For the rural hinterlands surrounding China’s cities — formerly wastelands, with older people scraping a living from scraps of land — are starting to boom, thanks to soaring online trade.

Land is comparatively cheap there — the large warehouse and office space the Lis are leasing costs them just $20,000 a year, a mere 1 per cent of the cost inside Beijing — and village leaders are throwing their support behind the transformation.

The specialisations pursued by these online entrepreneurs surging into or from rural China are extraordinary.

In Shandong province, for instance, one village now hosts the country’s biggest hub for supplying party costumes, for both children and adults, to China and the wider world.

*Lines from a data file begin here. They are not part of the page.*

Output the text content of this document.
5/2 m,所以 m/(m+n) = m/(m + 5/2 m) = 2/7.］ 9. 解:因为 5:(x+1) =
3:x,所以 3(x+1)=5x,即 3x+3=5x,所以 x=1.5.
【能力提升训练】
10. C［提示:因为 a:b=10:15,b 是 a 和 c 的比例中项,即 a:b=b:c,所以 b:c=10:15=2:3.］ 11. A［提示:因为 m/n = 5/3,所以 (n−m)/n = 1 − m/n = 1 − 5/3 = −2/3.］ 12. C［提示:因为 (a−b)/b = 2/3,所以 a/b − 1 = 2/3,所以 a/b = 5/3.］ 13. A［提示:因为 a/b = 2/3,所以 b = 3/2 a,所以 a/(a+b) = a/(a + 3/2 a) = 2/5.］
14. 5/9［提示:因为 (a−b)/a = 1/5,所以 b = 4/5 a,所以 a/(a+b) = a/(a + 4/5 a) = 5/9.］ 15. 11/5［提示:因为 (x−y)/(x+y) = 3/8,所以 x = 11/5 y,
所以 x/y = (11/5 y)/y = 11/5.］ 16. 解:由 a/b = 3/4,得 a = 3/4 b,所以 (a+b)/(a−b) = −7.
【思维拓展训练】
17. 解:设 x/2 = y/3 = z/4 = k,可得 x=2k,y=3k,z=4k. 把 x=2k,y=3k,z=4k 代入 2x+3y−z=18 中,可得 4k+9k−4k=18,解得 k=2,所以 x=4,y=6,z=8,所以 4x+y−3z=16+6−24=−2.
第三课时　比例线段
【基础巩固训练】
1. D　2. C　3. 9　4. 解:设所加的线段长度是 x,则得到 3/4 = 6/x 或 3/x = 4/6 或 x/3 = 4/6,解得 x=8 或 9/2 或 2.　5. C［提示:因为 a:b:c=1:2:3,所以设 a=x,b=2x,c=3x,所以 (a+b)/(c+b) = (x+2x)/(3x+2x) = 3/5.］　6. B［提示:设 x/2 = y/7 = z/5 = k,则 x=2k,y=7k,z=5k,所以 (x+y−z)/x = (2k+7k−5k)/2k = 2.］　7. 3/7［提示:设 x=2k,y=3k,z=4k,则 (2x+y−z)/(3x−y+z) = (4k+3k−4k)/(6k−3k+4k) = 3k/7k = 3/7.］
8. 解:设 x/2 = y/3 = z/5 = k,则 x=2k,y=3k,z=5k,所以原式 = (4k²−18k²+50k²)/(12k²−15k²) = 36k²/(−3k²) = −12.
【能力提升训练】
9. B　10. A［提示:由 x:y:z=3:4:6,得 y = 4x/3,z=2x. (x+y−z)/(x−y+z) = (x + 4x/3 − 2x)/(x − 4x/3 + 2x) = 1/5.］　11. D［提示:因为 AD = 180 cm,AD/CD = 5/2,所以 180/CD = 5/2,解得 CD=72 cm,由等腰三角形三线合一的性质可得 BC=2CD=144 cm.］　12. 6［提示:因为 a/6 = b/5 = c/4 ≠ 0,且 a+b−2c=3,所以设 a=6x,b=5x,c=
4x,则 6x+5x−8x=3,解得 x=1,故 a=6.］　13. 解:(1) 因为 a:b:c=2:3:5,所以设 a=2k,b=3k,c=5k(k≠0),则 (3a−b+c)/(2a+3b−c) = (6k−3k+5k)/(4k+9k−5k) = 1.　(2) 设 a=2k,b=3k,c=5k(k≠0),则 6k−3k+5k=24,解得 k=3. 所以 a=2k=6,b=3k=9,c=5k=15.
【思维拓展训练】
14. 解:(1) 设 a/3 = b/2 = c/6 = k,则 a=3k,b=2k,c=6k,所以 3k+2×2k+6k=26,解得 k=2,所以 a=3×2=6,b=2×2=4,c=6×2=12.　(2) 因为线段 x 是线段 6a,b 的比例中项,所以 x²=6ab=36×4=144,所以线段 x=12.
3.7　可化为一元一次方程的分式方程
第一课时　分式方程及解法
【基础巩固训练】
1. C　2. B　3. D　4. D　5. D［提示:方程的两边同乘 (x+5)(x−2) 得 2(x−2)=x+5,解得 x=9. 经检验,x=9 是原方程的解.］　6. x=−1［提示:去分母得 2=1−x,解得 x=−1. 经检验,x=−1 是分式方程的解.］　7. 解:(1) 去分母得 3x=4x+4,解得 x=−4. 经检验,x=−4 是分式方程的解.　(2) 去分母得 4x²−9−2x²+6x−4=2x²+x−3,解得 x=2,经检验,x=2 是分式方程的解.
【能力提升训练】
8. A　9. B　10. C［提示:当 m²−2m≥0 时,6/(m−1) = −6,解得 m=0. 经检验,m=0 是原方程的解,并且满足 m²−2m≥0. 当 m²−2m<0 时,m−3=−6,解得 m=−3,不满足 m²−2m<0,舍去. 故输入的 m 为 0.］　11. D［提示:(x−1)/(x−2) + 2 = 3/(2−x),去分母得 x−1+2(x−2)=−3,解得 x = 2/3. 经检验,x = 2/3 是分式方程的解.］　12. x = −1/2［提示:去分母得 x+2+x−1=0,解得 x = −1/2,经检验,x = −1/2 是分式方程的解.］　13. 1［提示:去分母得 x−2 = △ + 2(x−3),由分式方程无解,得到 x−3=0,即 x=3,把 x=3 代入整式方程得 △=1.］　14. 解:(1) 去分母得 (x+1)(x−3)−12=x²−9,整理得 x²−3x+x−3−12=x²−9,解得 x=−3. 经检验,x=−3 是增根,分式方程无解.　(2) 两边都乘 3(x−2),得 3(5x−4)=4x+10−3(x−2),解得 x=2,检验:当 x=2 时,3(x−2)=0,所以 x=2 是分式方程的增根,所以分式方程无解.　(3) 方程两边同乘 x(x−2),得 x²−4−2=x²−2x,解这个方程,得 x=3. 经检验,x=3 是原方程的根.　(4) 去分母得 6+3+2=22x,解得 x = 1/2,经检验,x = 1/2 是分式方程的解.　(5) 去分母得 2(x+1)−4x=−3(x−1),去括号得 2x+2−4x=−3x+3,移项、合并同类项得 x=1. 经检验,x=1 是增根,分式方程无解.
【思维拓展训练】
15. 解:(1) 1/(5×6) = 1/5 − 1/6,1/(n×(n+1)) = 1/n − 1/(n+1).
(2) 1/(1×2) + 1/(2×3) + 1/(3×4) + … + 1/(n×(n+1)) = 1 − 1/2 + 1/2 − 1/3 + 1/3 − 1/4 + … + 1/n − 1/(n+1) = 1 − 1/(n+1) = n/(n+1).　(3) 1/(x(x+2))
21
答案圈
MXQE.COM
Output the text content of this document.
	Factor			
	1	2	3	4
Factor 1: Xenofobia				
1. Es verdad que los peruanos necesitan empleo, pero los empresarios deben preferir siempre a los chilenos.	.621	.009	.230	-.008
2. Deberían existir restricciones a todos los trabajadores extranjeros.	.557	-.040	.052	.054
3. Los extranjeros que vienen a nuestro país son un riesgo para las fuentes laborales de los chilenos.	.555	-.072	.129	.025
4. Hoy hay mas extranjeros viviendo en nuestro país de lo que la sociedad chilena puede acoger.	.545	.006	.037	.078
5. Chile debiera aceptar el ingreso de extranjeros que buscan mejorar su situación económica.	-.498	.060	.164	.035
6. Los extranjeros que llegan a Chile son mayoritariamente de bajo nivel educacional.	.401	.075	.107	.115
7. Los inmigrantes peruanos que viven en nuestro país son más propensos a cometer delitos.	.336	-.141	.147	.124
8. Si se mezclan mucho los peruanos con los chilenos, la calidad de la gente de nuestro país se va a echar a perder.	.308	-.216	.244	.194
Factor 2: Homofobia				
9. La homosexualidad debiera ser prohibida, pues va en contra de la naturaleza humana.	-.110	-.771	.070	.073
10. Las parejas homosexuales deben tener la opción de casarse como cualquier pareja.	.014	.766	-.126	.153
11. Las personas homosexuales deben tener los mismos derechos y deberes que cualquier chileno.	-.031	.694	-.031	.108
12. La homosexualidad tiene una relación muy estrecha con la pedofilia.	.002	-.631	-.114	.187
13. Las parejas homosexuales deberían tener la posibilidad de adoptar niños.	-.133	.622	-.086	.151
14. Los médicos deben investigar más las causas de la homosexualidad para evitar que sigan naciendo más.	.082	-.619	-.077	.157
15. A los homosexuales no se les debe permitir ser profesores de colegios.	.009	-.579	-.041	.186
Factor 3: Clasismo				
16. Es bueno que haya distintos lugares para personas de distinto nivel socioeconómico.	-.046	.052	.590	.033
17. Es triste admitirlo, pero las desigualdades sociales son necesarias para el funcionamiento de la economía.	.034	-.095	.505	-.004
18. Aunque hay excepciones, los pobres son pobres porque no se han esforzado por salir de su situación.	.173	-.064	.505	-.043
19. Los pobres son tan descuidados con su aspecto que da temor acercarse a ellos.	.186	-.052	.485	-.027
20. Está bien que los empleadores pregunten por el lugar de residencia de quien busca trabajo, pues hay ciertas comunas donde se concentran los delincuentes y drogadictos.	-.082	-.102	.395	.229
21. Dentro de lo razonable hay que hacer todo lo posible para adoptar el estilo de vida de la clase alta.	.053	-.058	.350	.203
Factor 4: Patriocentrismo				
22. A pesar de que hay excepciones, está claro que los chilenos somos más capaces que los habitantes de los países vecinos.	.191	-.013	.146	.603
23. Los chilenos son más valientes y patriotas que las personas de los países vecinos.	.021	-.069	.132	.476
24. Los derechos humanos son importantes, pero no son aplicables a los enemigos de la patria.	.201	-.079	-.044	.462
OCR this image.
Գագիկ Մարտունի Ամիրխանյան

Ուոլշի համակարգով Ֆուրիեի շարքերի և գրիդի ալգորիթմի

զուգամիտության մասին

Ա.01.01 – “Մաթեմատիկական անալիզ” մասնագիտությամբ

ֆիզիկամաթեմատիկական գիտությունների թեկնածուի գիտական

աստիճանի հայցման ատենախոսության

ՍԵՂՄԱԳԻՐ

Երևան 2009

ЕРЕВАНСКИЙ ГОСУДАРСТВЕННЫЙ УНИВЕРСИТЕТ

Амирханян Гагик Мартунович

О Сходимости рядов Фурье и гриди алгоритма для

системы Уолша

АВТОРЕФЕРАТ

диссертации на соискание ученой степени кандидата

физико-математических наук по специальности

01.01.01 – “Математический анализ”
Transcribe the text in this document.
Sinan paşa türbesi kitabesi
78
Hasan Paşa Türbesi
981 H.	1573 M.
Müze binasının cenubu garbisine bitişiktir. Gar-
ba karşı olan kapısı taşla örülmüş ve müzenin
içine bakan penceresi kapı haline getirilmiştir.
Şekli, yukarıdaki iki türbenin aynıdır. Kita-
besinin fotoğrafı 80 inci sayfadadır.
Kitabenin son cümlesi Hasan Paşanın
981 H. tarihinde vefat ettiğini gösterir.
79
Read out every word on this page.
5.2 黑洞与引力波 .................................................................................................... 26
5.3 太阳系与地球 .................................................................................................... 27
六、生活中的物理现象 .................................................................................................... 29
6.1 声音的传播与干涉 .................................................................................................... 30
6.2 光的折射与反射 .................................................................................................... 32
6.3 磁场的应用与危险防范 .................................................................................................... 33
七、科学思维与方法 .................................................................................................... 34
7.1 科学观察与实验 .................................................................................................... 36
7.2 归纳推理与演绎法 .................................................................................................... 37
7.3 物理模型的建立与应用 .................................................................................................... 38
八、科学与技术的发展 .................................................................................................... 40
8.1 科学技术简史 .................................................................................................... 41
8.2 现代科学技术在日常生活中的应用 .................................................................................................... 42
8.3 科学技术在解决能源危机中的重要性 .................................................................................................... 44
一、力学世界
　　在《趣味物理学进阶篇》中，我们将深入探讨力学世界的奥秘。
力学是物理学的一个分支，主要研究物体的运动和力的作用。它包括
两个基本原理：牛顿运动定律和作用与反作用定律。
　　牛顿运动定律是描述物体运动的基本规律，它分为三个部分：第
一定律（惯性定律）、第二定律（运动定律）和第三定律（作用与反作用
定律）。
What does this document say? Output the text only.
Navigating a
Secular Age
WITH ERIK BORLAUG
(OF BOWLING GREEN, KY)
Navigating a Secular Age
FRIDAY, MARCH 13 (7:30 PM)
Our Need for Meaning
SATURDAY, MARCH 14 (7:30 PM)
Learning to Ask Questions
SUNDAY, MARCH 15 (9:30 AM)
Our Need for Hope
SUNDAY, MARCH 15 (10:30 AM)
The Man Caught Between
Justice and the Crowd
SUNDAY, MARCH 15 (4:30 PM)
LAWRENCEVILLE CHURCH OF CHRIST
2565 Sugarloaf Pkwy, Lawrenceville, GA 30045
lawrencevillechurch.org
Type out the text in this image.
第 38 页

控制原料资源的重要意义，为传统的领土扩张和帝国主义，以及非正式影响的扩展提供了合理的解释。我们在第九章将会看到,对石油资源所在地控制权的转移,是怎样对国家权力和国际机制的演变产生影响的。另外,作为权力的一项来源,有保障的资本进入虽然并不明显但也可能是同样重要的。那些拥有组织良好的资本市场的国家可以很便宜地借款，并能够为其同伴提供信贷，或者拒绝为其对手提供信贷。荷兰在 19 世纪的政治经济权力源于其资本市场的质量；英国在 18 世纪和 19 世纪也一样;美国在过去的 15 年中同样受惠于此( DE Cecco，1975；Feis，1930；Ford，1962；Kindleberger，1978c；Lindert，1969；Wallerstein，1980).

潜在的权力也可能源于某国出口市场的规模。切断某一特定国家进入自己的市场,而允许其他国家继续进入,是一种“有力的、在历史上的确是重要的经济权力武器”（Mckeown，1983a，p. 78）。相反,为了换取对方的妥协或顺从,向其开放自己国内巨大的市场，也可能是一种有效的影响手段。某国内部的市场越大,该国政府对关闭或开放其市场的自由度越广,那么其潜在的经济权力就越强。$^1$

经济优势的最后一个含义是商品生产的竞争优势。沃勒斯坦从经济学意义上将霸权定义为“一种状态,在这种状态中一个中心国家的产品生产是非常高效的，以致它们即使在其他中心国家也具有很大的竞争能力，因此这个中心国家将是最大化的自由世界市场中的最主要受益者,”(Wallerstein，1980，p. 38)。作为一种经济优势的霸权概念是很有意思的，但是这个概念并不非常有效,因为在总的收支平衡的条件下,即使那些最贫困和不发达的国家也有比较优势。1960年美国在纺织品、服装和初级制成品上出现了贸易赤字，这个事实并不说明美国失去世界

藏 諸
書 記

Dan and Zhong met in Beijing after shifting there in search of a better future. They and their peers were until recently abandoning Chinese villages to the very old and the very young. Parents and grandparents looked after the children whom workers could not keep in their factory dormitories.

But the Lis are among the pioneers setting a new trend: going back to the countryside.

Dan said: “We picked on diving because of its fast growth. Chinese people have become more enthusiastic about travelling, and they love dive destinations like the Maldives.”

Dan and Zhong watched their friends start to buy online. They saw this trend coming. But to surf the wave, they needed to lease a large space at a low rent, inconceivable in Beijing.

They set up their business there in 2012, starting with 10,000 yuan — about $2000, mostly borrowed from relatives — for office equipment and to buy dive gear direct from factories.

Zhong said: “It was very hard at first. We made almost no sales for almost half a year, then began to pick up a few orders a day, until our present volume.”

They employ about 20 mostly young people in Mafang Cun, who work in two shifts so they can answer customer queries and keep the packaging process going from 8am through to half past midnight.

Zhong said: “We are hopeful that more young people from the village will join our team over time, as our business grows, so they don’t have to pack up and go to Beijing as we once did.

“We are already one of the biggest employers in the area.”

In total, they stock almost 10,000 different items.

The Lis have developed a long-term partnership with a logistics company, which sends a truck to pick up their goods for delivery every day at 6pm. They are dispatched the same day the order comes in, and Zhong said they were delivered within three days of placing the order, anywhere within China.

“There’s no doubt online commerce has made our business possible,” he said. “And there are many similar companies starting up in the countryside all around Beijing now — the opposite from the way China began its economic reform era 35 years ago, from city centres out.”